As librarians we are asked questions…lots and lots of questions. These questions range from “Where is the bathroom?” to “I’m doing a research paper on single nucleotide polymorphisms. Can you help me find some articles?” The bathroom is down the hall, but single nucleotide polymorphisms – what? One quick Wikipedia search later and we know that single nucleotide polymorphism is a DNA sequence that is often referred to as SNP. This may not seem like much, but in the library world, it’s just enough. We now know that you need to search our science databases or point the student to our Biology Research Guide for further exploration and research.

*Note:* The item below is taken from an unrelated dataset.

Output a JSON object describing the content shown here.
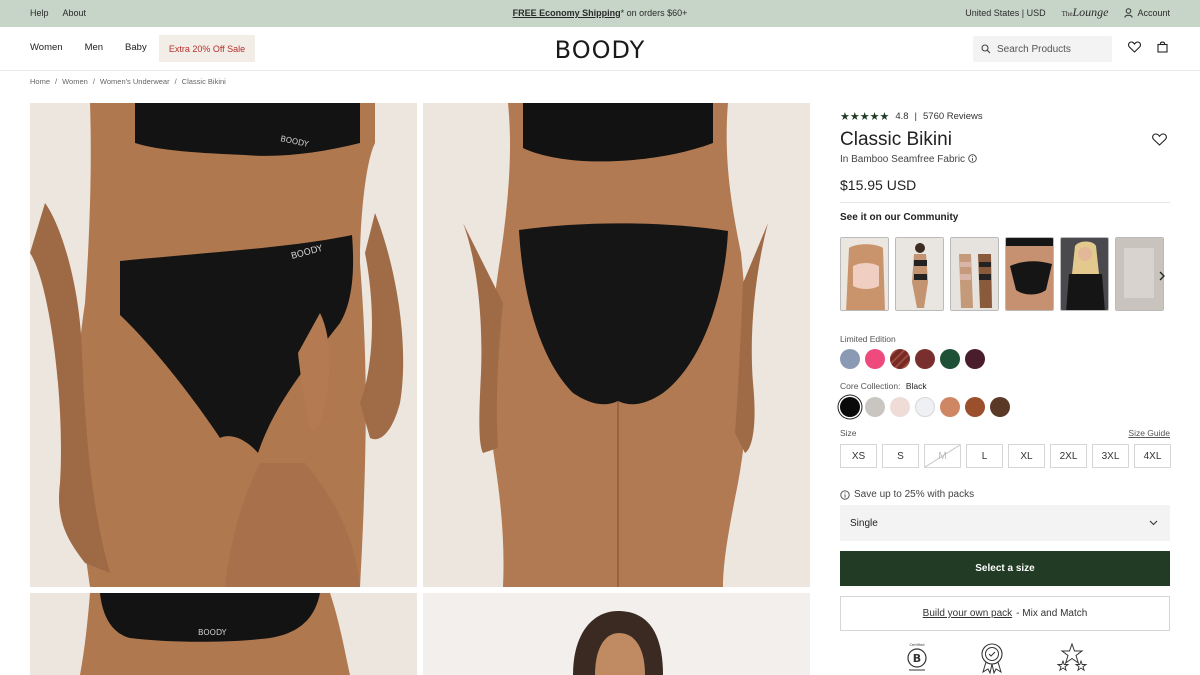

We are all familiar with Wikipedia’s weaknesses, but its strengths are just as great. Wikipedia provides concise articles on a multitude of topics – nearing 4 million – including references and links for further research. There are over 17 million users and almost 1500 administrators. That makes for a lot of content generation and a lot of eyes watching, editing, and adding to said content. In fact, this process of content generation is itself useful in teaching the research and writing process.
Is Wikipedia an authoritative source? Emphatically no! Is Wikipedia a good place to familiarize oneself with the unfamiliar, a place from which to jump, a free resource available to all sans publishers and hefty subscription rates, a resource from which to teach the research and authority process, a resource our students are already using? Why yes!